The real-estate industry for years had a reputation for being slow to innovate, but investors are betting that is changing because of a confluence of forces.
For starters, the values of many properties have plateaued after rising steadily throughout much of the economic recovery. Many owners view technology as a way to keep growing their bottom lines, either by cutting costs or making their buildings more appealing to tenants.
At the same time, traditional owners are turning to technology to defend themselves against major disruptions in their businesses. In a retail world increasingly dominated by e-commerce, for example, mall and shopping-center landlords have started to test facial recognition and artificial intelligence technology to prove the value of bricks and mortar.
In office space, the popularity of co-working firms like WeWork Cos. has triggered a race between startups and traditional landlords to provide better tenant amenities. Both sides, for example, are working with startups to develop such things as the best mobile app for office workers.
Openpath Security, which has raised $27 million, enables workers to ditch their card keys and enter their offices with a smartphone app. “We’re one of those amenities in the arms race to up the ante for tenants,” said James Segil, Openpath’s president and co-founder.
Changes taking place in Silicon Valley are making fundraising easier. Real-estate technology-specific venture funds have sprouted, including Fifth Wall Ventures, MetaProp NYC and Zigg Capital. Law firm Goodwin Procter LLP launched a proptech initiative in September with more than 60 attorneys from its real-estate and technology practices.
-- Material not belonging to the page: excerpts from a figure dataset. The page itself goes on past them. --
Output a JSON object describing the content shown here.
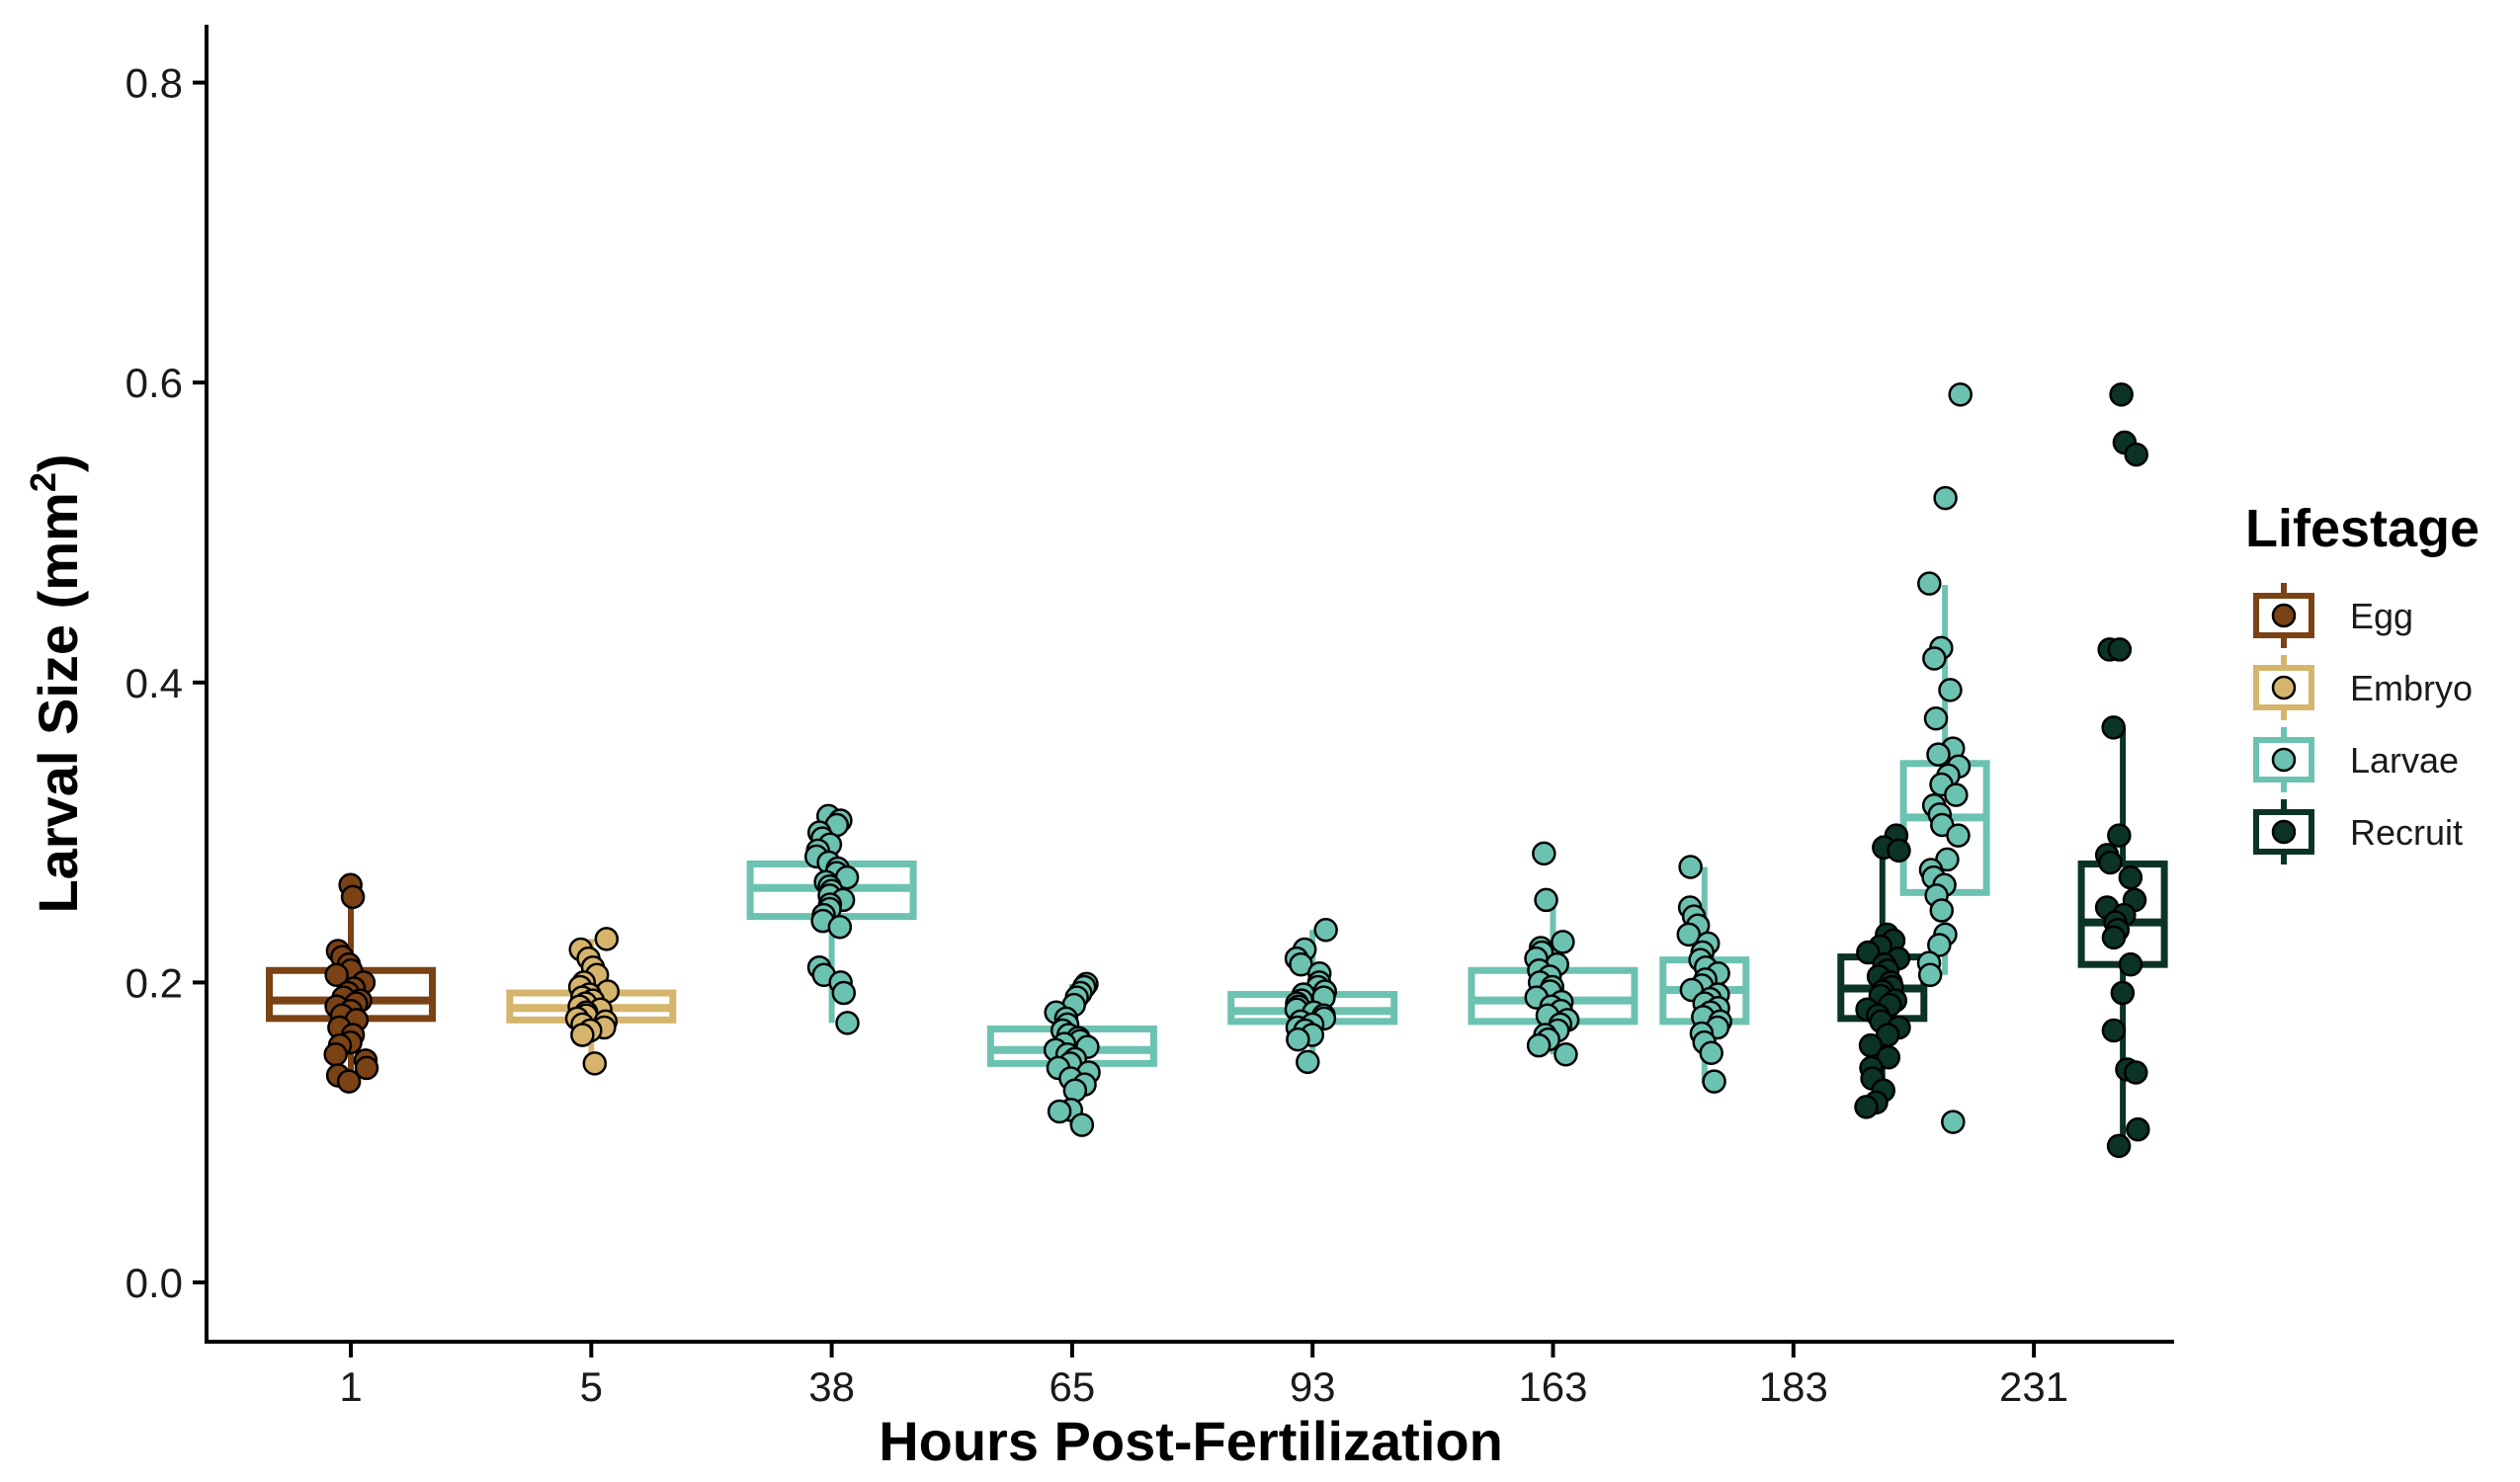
{
  "chart_data": {
    "type": "box",
    "xlabel": "Hours Post-Fertilization",
    "ylabel": "Larval Size (mm",
    "ylabel_sup": "2",
    "ylabel_close": ")",
    "ylim": [
      -0.04,
      0.84
    ],
    "y_ticks": [
      "0.0",
      "0.2",
      "0.4",
      "0.6",
      "0.8"
    ],
    "categories": [
      "1",
      "5",
      "38",
      "65",
      "93",
      "163",
      "183",
      "231"
    ],
    "grid": false,
    "legend": {
      "title": "Lifestage",
      "placement": "right",
      "items": [
        {
          "label": "Egg",
          "color": "#7a4215"
        },
        {
          "label": "Embryo",
          "color": "#d5b56b"
        },
        {
          "label": "Larvae",
          "color": "#6cc2b0"
        },
        {
          "label": "Recruit",
          "color": "#0b3326"
        }
      ]
    },
    "boxes": [
      {
        "category": "1",
        "lifestage": "Egg",
        "offset": 0,
        "q1": 0.176,
        "median": 0.188,
        "q3": 0.208,
        "whisker_low": 0.133,
        "whisker_high": 0.265
      },
      {
        "category": "5",
        "lifestage": "Embryo",
        "offset": 0,
        "q1": 0.175,
        "median": 0.183,
        "q3": 0.193,
        "whisker_low": 0.146,
        "whisker_high": 0.229
      },
      {
        "category": "38",
        "lifestage": "Larvae",
        "offset": 0,
        "q1": 0.244,
        "median": 0.263,
        "q3": 0.279,
        "whisker_low": 0.173,
        "whisker_high": 0.311
      },
      {
        "category": "65",
        "lifestage": "Larvae",
        "offset": 0,
        "q1": 0.146,
        "median": 0.155,
        "q3": 0.169,
        "whisker_low": 0.105,
        "whisker_high": 0.199
      },
      {
        "category": "93",
        "lifestage": "Larvae",
        "offset": 0,
        "q1": 0.174,
        "median": 0.181,
        "q3": 0.192,
        "whisker_low": 0.147,
        "whisker_high": 0.235
      },
      {
        "category": "163",
        "lifestage": "Larvae",
        "offset": 0,
        "q1": 0.174,
        "median": 0.188,
        "q3": 0.208,
        "whisker_low": 0.152,
        "whisker_high": 0.256
      },
      {
        "category": "183",
        "lifestage": "Larvae",
        "offset": -0.5,
        "q1": 0.174,
        "median": 0.195,
        "q3": 0.215,
        "whisker_low": 0.133,
        "whisker_high": 0.277
      },
      {
        "category": "183",
        "lifestage": "Recruit",
        "offset": 0.5,
        "q1": 0.176,
        "median": 0.196,
        "q3": 0.217,
        "whisker_low": 0.117,
        "whisker_high": 0.298
      },
      {
        "category": "231",
        "lifestage": "Larvae",
        "offset": -0.5,
        "q1": 0.26,
        "median": 0.31,
        "q3": 0.346,
        "whisker_low": 0.205,
        "whisker_high": 0.465
      },
      {
        "category": "231",
        "lifestage": "Recruit",
        "offset": 0.5,
        "q1": 0.212,
        "median": 0.24,
        "q3": 0.279,
        "whisker_low": 0.091,
        "whisker_high": 0.37
      }
    ],
    "points": [
      {
        "category": "1",
        "lifestage": "Egg",
        "offset": 0,
        "values": [
          0.265,
          0.257,
          0.221,
          0.217,
          0.212,
          0.208,
          0.205,
          0.2,
          0.196,
          0.193,
          0.19,
          0.188,
          0.186,
          0.184,
          0.181,
          0.178,
          0.175,
          0.17,
          0.165,
          0.16,
          0.158,
          0.152,
          0.148,
          0.143,
          0.138,
          0.134
        ]
      },
      {
        "category": "5",
        "lifestage": "Embryo",
        "offset": 0,
        "values": [
          0.229,
          0.222,
          0.216,
          0.21,
          0.205,
          0.2,
          0.197,
          0.194,
          0.192,
          0.19,
          0.188,
          0.186,
          0.184,
          0.182,
          0.18,
          0.178,
          0.176,
          0.174,
          0.172,
          0.17,
          0.168,
          0.165,
          0.146
        ]
      },
      {
        "category": "38",
        "lifestage": "Larvae",
        "offset": 0,
        "values": [
          0.311,
          0.308,
          0.305,
          0.3,
          0.296,
          0.292,
          0.288,
          0.284,
          0.28,
          0.276,
          0.273,
          0.27,
          0.267,
          0.264,
          0.261,
          0.258,
          0.255,
          0.252,
          0.249,
          0.245,
          0.241,
          0.237,
          0.21,
          0.205,
          0.2,
          0.193,
          0.173
        ]
      },
      {
        "category": "65",
        "lifestage": "Larvae",
        "offset": 0,
        "values": [
          0.199,
          0.197,
          0.193,
          0.19,
          0.185,
          0.18,
          0.176,
          0.172,
          0.168,
          0.165,
          0.163,
          0.161,
          0.159,
          0.157,
          0.155,
          0.152,
          0.149,
          0.146,
          0.143,
          0.14,
          0.136,
          0.132,
          0.128,
          0.115,
          0.114,
          0.105
        ]
      },
      {
        "category": "93",
        "lifestage": "Larvae",
        "offset": 0,
        "values": [
          0.235,
          0.222,
          0.216,
          0.212,
          0.206,
          0.2,
          0.197,
          0.194,
          0.192,
          0.19,
          0.188,
          0.186,
          0.184,
          0.182,
          0.18,
          0.178,
          0.176,
          0.174,
          0.172,
          0.17,
          0.168,
          0.165,
          0.162,
          0.147
        ]
      },
      {
        "category": "163",
        "lifestage": "Larvae",
        "offset": 0,
        "values": [
          0.286,
          0.255,
          0.227,
          0.223,
          0.22,
          0.216,
          0.212,
          0.208,
          0.204,
          0.2,
          0.197,
          0.194,
          0.19,
          0.187,
          0.184,
          0.181,
          0.178,
          0.175,
          0.172,
          0.168,
          0.165,
          0.162,
          0.158,
          0.152
        ]
      },
      {
        "category": "183",
        "lifestage": "Larvae",
        "offset": -0.5,
        "values": [
          0.277,
          0.25,
          0.244,
          0.238,
          0.232,
          0.226,
          0.22,
          0.215,
          0.21,
          0.206,
          0.202,
          0.198,
          0.195,
          0.192,
          0.189,
          0.186,
          0.183,
          0.18,
          0.177,
          0.174,
          0.17,
          0.166,
          0.16,
          0.153,
          0.134
        ]
      },
      {
        "category": "183",
        "lifestage": "Recruit",
        "offset": 0.5,
        "values": [
          0.298,
          0.29,
          0.288,
          0.232,
          0.228,
          0.224,
          0.22,
          0.216,
          0.212,
          0.208,
          0.204,
          0.2,
          0.197,
          0.194,
          0.191,
          0.188,
          0.185,
          0.182,
          0.178,
          0.174,
          0.17,
          0.165,
          0.158,
          0.15,
          0.143,
          0.136,
          0.128,
          0.12,
          0.117
        ]
      },
      {
        "category": "231",
        "lifestage": "Larvae",
        "offset": -0.5,
        "values": [
          0.592,
          0.523,
          0.466,
          0.423,
          0.416,
          0.395,
          0.376,
          0.356,
          0.352,
          0.344,
          0.338,
          0.332,
          0.325,
          0.318,
          0.312,
          0.305,
          0.298,
          0.282,
          0.275,
          0.27,
          0.265,
          0.258,
          0.248,
          0.232,
          0.225,
          0.213,
          0.205,
          0.107
        ]
      },
      {
        "category": "231",
        "lifestage": "Recruit",
        "offset": 0.5,
        "values": [
          0.592,
          0.56,
          0.552,
          0.422,
          0.422,
          0.37,
          0.298,
          0.285,
          0.28,
          0.27,
          0.255,
          0.25,
          0.245,
          0.24,
          0.235,
          0.23,
          0.212,
          0.193,
          0.168,
          0.142,
          0.14,
          0.102,
          0.091
        ]
      }
    ]
  }
}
Since 2014, more than 20 proptech startups have joined the unicorn club, meaning they are worth more than $1 billion, according to Fifth Wall. Only one firm achieved that status between 2011 and 2014—Airbnb Inc., Fifth Wall said.
It helps that interest in real estate is growing among some of the world’s biggest players in technology. For example, Japanese conglomerate SoftBank Group Corp. has made big commitments to firms like WeWork and Compass, a tech-heavy residential brokerage.
“If you see someone like SoftBank piling in the extra hundreds of millions of dollars, it makes you more inclined to say ‘the money could come, so let’s make that early bet,’” said Mark Goldberg, a partner at Index Ventures.
Commercial real estate, of course, hasn’t been completely insulated from new technology until now. Data giant CoStar Group Inc. and software developer Yardi Systems Inc. are both over three decades old.
But many startups failed because they had a difficult time convincing users the costs were justified. “The reason there’s a graveyard of technology companies in real estate is they try to disrupt just to disrupt,” said Robert Reffkin, chief executive of Compass, during a panel discussion in 2015.
As the world changed and technology improved, landlords lately have been much faster to adapt and adopt.
New technologies being used by Houston-based Hines, one of the biggest global developers, include a drone surveillance service provided by an Israeli startup named SiteAware. Several times a week, a drone flies over Texas Tower, a new office building rising in Houston, taking digital images that Hines compares with job specifications to confirm plans have been accurately followed.
Hines created the position of chief innovation officer in 2016, feeling the industry had changed more in the previous five years than in the preceding quarter-century, according to Charlie Kuntz, who was named to the job. “The volume of technology that was coming into real estate was larger than ever before,” he said.